Panasonic Partners With Energy Companies For Solar Storage
As reported by ChannelNews last week, Panasonic is seeking to make strides in the market, with its battery technology designed to work in conjunction with solar energy systems via storage batteries allowing more solar energy to be used.
Panasonic plans to target utilities rather than selling directly to consumers, according to Katsufumi Miyamato, an official in charge of the project, Bloomberg has reported.
The Australian Bureau of Statistics last year found that one in five Australian households use solar power of some form, with the market having growing significantly since 2011.
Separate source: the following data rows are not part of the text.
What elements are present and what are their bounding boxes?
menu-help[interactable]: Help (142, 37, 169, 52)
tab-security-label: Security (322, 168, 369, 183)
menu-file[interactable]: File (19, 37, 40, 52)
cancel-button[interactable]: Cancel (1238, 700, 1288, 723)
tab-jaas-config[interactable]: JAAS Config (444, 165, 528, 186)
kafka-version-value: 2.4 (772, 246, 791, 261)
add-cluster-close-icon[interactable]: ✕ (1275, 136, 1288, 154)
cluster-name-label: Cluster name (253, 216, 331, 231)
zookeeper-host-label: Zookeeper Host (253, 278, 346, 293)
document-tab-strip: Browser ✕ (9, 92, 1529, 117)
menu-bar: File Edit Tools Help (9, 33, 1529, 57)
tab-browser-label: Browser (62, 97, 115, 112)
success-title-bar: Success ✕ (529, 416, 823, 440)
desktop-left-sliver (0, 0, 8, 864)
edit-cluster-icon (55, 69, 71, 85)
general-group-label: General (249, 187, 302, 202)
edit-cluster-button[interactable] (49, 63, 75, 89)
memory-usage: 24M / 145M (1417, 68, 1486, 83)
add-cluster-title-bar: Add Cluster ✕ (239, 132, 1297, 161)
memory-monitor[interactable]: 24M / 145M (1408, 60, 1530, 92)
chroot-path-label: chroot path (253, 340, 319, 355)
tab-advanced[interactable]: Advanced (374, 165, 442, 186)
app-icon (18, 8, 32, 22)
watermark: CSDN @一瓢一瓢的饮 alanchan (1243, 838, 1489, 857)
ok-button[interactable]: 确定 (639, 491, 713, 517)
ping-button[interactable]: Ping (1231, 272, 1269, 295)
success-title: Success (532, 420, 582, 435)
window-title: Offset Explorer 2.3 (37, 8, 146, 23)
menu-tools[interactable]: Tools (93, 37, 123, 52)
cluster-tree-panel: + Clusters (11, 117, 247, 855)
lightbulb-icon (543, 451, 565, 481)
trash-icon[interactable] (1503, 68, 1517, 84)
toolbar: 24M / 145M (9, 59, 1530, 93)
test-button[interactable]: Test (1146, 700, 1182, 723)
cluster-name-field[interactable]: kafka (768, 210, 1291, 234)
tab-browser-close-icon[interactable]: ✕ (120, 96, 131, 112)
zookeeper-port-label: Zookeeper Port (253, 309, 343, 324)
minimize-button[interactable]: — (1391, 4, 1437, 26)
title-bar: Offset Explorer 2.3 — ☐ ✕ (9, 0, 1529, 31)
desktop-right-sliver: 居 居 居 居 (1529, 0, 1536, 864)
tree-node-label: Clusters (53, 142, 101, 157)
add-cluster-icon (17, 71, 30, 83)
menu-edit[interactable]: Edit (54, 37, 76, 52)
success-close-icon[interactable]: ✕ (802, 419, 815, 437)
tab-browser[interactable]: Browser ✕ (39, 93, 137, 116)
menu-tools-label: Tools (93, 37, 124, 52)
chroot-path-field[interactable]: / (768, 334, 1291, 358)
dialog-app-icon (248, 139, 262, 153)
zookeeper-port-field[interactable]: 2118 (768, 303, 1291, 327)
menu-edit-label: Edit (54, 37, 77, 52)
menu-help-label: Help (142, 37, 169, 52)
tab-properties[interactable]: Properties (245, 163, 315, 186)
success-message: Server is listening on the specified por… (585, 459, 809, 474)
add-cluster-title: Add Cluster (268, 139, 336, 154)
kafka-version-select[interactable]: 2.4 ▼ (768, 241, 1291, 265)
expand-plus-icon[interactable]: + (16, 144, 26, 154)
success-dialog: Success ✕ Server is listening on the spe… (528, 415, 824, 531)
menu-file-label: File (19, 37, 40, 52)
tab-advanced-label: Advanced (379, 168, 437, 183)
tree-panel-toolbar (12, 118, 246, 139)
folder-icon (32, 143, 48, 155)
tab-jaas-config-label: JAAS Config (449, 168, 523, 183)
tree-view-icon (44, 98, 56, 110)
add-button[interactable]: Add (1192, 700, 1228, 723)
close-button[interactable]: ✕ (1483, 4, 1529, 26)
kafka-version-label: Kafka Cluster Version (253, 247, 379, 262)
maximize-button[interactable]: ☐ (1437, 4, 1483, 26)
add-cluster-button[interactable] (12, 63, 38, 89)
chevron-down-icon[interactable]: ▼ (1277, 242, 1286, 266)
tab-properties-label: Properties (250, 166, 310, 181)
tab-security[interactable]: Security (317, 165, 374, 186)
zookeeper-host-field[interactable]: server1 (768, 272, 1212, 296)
Panasonic states that modelling for the Australian market shows the system could increase the self-consumption rate of solar generation from 30 per cent up to as much as 60 per cent, with the battery technology storing excess electricity generated during the day by solar panels.
The intention is to provide a reliable, efficient baseload for solar-installed households during peak periods, with Panasonic stating that once fully charged from the day’s sun, its storage battery produces a 2 kW output for four hours, with a total 8 kWh usable capacity.
Panasonic’s residential storage battery system employs lithium-ion battery technology designed to maximise the benefit of residential photovoltaic energy, and also includes a programmed charge/discharge, remote control charge/discharge and an emergency back-up feature.
Panasonic will run pilot projects with ActewAGL, Red Energy and Ergon Energy to install its battery technology in solar-installed homes.
The pilot projects will be implemented in a selected zone of customers with solar-installed households in the Australian Capital Territory, New South Wales and Queensland, with Panasonic’s residential energy storage system to be used to complete the analysis.
Bloomberg has reported that sales will begin in October after a feasibility study is conducted.
“Over the 10-year plus life cycle of the battery, our modelling is showing a significant reduction in the reliance of Australian households on the grid during peak periods,” Panasonic Australia managing director Paul Reid commented.
“The pilot projects are a first for Panasonic in Australia, and Panasonic’s battery demand response system will help distributors model peak shaving effects, realised through solar and battery storage systems, and provide a cost-effective alternative to grid infrastructure investments.”